MINERALS IN CATTLE URINE
Minerals are dosed preferentially in the urine. Indeed, the regulations are such that the blood variations are quite low and when the concentrations are changed, it is too late for the animal.
Faced with a problem of underproduction in cattle breeding, one of the complementary examinations available to the veterinarian is the analysis of urinary macroelements. When infectious and parasitic causes have been ruled out and a feed-related problem is being considered, this analysis is an additional tool in a livestock audit or follow-up.
Urinary calcium excretion represents only a small portion of the calcium excreted by a bovine and is not dependent on blood calcium levels (MESCHY, 2010). Thus, a low urinary pH associated with elevated calciuria is a sign of metabolic acidosis.

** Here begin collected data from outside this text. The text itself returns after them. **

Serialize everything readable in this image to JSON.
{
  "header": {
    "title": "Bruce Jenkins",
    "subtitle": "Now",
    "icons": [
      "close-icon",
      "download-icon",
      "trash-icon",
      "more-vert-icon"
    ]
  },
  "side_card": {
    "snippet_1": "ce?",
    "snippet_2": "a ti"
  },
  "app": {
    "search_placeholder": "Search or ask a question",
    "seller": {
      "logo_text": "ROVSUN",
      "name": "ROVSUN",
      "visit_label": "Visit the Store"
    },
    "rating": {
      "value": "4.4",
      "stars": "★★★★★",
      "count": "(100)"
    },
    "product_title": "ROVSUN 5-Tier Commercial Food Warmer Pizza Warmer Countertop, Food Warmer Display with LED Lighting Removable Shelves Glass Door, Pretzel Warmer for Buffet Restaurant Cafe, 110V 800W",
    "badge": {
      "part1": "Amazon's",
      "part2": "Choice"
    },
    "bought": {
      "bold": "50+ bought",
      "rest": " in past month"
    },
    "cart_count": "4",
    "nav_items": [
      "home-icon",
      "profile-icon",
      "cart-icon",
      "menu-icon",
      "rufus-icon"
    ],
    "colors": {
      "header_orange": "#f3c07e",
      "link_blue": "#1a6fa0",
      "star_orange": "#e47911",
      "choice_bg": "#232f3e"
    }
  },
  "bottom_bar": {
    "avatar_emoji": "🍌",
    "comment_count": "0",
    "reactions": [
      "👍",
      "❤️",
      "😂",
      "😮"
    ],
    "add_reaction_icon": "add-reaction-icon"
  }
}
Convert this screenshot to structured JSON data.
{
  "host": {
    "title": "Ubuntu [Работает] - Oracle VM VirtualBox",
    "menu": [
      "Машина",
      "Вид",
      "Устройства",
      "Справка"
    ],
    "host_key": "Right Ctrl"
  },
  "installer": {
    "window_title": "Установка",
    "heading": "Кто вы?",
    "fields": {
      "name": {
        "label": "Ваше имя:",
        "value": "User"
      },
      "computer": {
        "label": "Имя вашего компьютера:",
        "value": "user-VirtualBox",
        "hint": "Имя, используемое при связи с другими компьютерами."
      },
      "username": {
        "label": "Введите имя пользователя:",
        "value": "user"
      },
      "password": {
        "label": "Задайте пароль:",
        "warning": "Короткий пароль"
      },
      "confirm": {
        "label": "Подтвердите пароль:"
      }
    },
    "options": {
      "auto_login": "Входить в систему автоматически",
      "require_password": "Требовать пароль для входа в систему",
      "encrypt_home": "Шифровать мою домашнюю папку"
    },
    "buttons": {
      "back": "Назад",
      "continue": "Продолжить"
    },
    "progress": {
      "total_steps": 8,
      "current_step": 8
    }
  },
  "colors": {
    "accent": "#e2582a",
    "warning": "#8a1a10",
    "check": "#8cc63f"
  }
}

Phosphorus is also mostly eliminated in the faeces, its urinary excretion is low. Acute ruminal acidosis increases urinary phosphorus (ENEMARK et al., 2004; NIKOLOV, 1998) and renal failure can also cause hyperphosphaturia (LUNN and McGUIRK, 1990).
The linear relationship between digestive absorption of magnesium and urinary excretion makes it a good indicator of nutritional status (MESCHY, 2010). Urinary concentration is more sensitive to magnesium deficiency than plasma concentration, making urinalysis the test of choice to diagnose magnesium deficiency. Metabolic acidosis, including that induced by low BACA in the diet, can increase renal excretion of magnesium (LUNN and McGUIRK, 1990; LEAN et al., 2006).
Urinary excretion of electrolytes (K, Na, Cl)
Urine is an interesting medium for assessing electrolyte intake given the efficiency of intestinal absorption, low faecal excretion (MESCHY, 2010) and the lack of storage in the body (APPER-BOSSARD et al., 2010). Linear relationships exist between sodium and chlorine intake and urinary elimination (APPER-BOSSARD et al., 2010). The urinary concentrations of potassium, sodium and chlorine are thus indicators of the level of dietary intake.